Maurizio Sarri’s struggling Chelsea went down fighting as they recorded a narrow 3-4 penalty shootout defeat against Manchester City in Sunday’s Carabao Cup final.
With the Champions League in full swing and a tantalising top-six tussle in the Premier League beginning to shape up, this game presented two teams with bigger fish to fry – in theory, at least.
Both Chelsea and City lined up at virtually full strength, and Pep Guardiola’s side came out of the traps in familiar fashion, immediately employing their brand of calm, possession-based football.
City kept the ball in Chelsea’s defensive third for most of the first half, and whilst most teams would crumble under this pressure, Sarri’s side remained disciplined, kept their shape and denied the reigning English champions their trademark early goal.
Chelsea persisted, frustrating City and almost dealing first half damage themselves. David Luiz’s searching ball put Kante through on goal, only for him to be bundled to the ground by makeshift left-back Oleksandr Zinchenko, who was perhaps lucky not to have seen red.
As expected, City’s attacks continued to come in waves despite failing to break the deadlock. Bernardo Silva and Sterling caused havoc down their respective flanks, whilst Kevin De Bruyne put on a familiarly electric display in the centre third and showed numerous sparks of his routine brilliance.
City’s first sniff of glory fell on 56 minutes, when the ball dropped to Aguero following a scuffed effort from Nicolas Otamendi, the marksman comfortably slotting the ball home from close range only to have his celebrations halted by the offside flag.
With the teams beginning to tire, the trajectory of the game thus far should have seen the play open up for City. However, Chelsea appeared to come out of their shell as the second half progressed, neglecting the low-block and moving the ball with pace and purpose.
N’golo Kante’s bullish energy and work rate saw him repeatedly chase opponents down and win the ball back in midfield, whilst the always electrifying Eden Hazard charged at the City defence, causing problems every time he touched the ball – the pair demonstrating why they are Chelsea’s two finest talents.
Chelsea nearly saw their efforts rewarded during the final half an hour, the game’s best two chances falling to the blues in quick succession.
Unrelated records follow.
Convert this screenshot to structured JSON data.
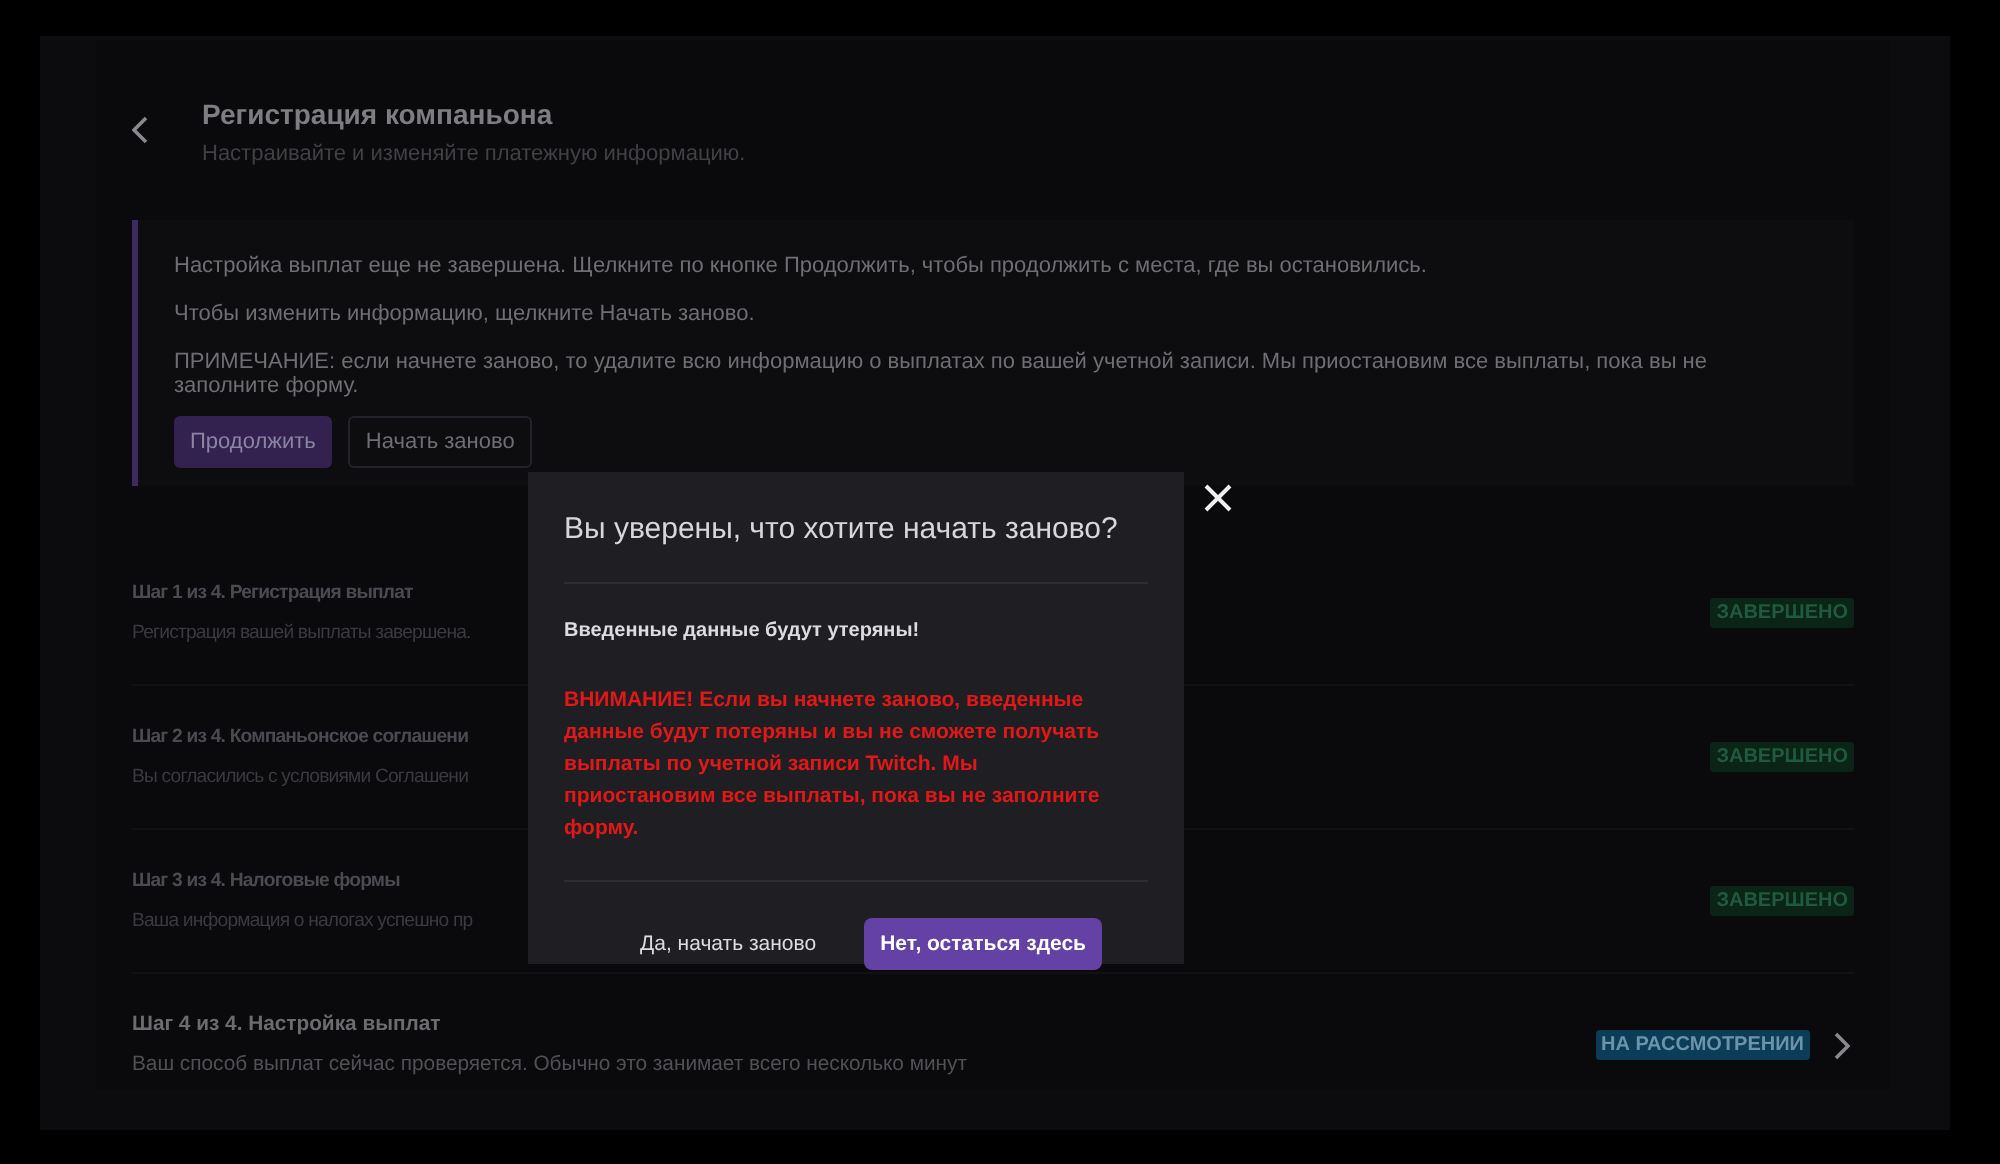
{
  "header": {
    "title": "Регистрация компаньона",
    "subtitle": "Настраивайте и изменяйте платежную информацию."
  },
  "notice": {
    "paragraphs": [
      "Настройка выплат еще не завершена. Щелкните по кнопке Продолжить, чтобы продолжить с места, где вы остановились.",
      "Чтобы изменить информацию, щелкните Начать заново.",
      "ПРИМЕЧАНИЕ: если начнете заново, то удалите всю информацию о выплатах по вашей учетной записи. Мы приостановим все выплаты, пока вы не заполните форму."
    ],
    "primary_button": "Продолжить",
    "secondary_button": "Начать заново"
  },
  "steps": [
    {
      "title": "Шаг 1 из 4. Регистрация выплат",
      "description": "Регистрация вашей выплаты завершена.",
      "status": "ЗАВЕРШЕНО",
      "kind": "complete",
      "disabled": true
    },
    {
      "title": "Шаг 2 из 4. Компаньонское соглашени",
      "description": "Вы согласились с условиями Соглашени",
      "status": "ЗАВЕРШЕНО",
      "kind": "complete",
      "disabled": true
    },
    {
      "title": "Шаг 3 из 4. Налоговые формы",
      "description": "Ваша информация о налогах успешно пр",
      "status": "ЗАВЕРШЕНО",
      "kind": "complete",
      "disabled": true
    },
    {
      "title": "Шаг 4 из 4. Настройка выплат",
      "description": "Ваш способ выплат сейчас проверяется. Обычно это занимает всего несколько минут",
      "status": "НА РАССМОТРЕНИИ",
      "kind": "review",
      "disabled": false
    }
  ],
  "dialog": {
    "title": "Вы уверены, что хотите начать заново?",
    "message": "Введенные данные будут утеряны!",
    "warning": "ВНИМАНИЕ! Если вы начнете заново, введенные данные будут потеряны и вы не сможете получать выплаты по учетной записи Twitch. Мы приостановим все выплаты, пока вы не заполните форму.",
    "confirm_button": "Да, начать заново",
    "cancel_button": "Нет, остаться здесь"
  }
}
On 66 minutes, Hazard galloped onto the ball following a deftly threaded through-pass from young left-back Emerson Palmeiri, squaring to an onrushing Kante who blazed the finish over the crossbar.
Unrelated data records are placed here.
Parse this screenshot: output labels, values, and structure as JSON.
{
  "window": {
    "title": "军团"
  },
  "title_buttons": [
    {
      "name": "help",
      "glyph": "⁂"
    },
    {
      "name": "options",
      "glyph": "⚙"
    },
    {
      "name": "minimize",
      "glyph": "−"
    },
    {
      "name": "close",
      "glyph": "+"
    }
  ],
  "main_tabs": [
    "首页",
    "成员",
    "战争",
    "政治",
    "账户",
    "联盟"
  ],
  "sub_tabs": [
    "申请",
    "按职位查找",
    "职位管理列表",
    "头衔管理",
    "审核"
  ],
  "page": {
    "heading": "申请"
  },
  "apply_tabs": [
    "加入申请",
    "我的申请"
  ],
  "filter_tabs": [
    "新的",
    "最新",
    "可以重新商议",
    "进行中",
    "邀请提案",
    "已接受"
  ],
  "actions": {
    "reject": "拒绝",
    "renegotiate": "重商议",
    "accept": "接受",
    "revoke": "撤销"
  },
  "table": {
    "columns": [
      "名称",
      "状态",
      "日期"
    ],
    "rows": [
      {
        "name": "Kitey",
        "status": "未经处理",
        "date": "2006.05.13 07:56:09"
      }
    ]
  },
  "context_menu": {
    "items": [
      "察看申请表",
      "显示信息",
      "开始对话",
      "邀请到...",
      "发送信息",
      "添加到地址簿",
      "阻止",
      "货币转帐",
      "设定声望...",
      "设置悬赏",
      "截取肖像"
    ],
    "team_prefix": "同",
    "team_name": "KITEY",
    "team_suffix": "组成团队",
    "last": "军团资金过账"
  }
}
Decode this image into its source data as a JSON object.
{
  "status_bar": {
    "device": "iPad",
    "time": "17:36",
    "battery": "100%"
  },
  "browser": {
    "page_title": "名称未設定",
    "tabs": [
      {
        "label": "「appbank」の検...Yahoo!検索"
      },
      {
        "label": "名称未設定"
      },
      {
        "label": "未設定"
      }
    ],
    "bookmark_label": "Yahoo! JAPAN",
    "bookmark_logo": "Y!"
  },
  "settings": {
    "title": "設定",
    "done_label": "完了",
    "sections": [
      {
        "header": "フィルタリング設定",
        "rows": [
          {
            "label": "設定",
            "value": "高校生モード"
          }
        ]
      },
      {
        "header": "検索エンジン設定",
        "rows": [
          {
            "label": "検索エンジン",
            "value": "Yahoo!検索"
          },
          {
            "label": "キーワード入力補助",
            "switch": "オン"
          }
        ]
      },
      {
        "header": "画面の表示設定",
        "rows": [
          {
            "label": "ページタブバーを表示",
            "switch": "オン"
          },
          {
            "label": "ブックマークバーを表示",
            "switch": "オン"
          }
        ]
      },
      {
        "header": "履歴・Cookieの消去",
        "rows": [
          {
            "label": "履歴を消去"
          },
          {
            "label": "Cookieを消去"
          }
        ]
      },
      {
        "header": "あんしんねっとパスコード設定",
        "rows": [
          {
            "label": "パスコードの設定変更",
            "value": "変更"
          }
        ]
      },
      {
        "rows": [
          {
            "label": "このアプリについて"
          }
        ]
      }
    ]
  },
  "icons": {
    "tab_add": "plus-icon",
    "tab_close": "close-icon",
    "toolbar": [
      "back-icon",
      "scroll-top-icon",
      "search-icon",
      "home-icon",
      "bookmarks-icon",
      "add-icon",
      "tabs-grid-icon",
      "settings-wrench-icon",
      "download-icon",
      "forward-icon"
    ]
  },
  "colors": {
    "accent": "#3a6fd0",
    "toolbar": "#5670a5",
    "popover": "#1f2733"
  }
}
Less than ten minutes later City were picked apart by a neat Chelsea passing move. Hazard again collected the ball in the final third and pushed it out wide to Pedro whose cross-come-shot could only find its way into the arms of Ederson.
With regulation time coming to a close, both managers showed signs of intent with a series of attacking substitutions – Leroy Sane, Ilkay Gundogan, Gonzalo Higuain and Callum Hudson-Odoi were all introduced – and the game’s most open period of play followed.
Both teams continued to threaten, but Chelsea again found themselves with a clear chance to clinch victory when Ruben Loftus-Cheek’s superb turn and first-time pass found a marauding Hazard, whose advance was mistakenly adjudged to be offside.
The game pressed on into extra time, and the drab prospect of penalties began to loom; it appeared as though the game’s most compelling moments had already come and gone.
However, with 117 minutes on the clock, the mood took an abrupt turn. An already struggling Kepa Arrizabalaga found himself supine on the Wembley turf following an aerial clash, and was set to be promptly replaced by Willy Caballero.
In what proved to be a bizarre chain of events, the young Spaniard hastily returned to his feet and refused to leave the pitch, frantically gesturing towards the Chelsea dugout to make his message clear.
Amidst a fit of rage and confusion, an incandescent Sarri eventually submitted to the wishes of the club’s record signing and retracted his decision, forcing the stripped and ready Caballero to return to his seat.
The teams lined up for penalties and, carrying a self-inflicted burden of pressure, Kepa looked to have suffered the worst possible fate, allowing Aguero’s tame spot-kick to trickle underneath his body.
It was a shocking lapse of judgement for a goalkeeper of his stature, but minutes later the 24-year-old looked to have redeemed himself, diving to his right to bat away Leroy Sane’s effort.
But City soon regained their advantage. David Luiz’s long, winding run-up saw him clip the outside of the post, and despite Hazard’s characteristically audacious panenka to keep the Blues’ hopes alive, Sterling was able to emphatically convert the decisive penalty.
Despite narrowly falling to defeat, Chelsea offered a surprisingly bold and resilient performance, particularly following their 0-6 drubbing in a visit to City just two weeks prior. A valiant effort, but one perhaps tainted by an instance of sour controversy late on, seeing Chelsea spiral further into a prevailing state of disarray.
Whilst far from being a canter, City’s slender victory earned them their third league cup title in four years, and their first of a potential four trophies this season.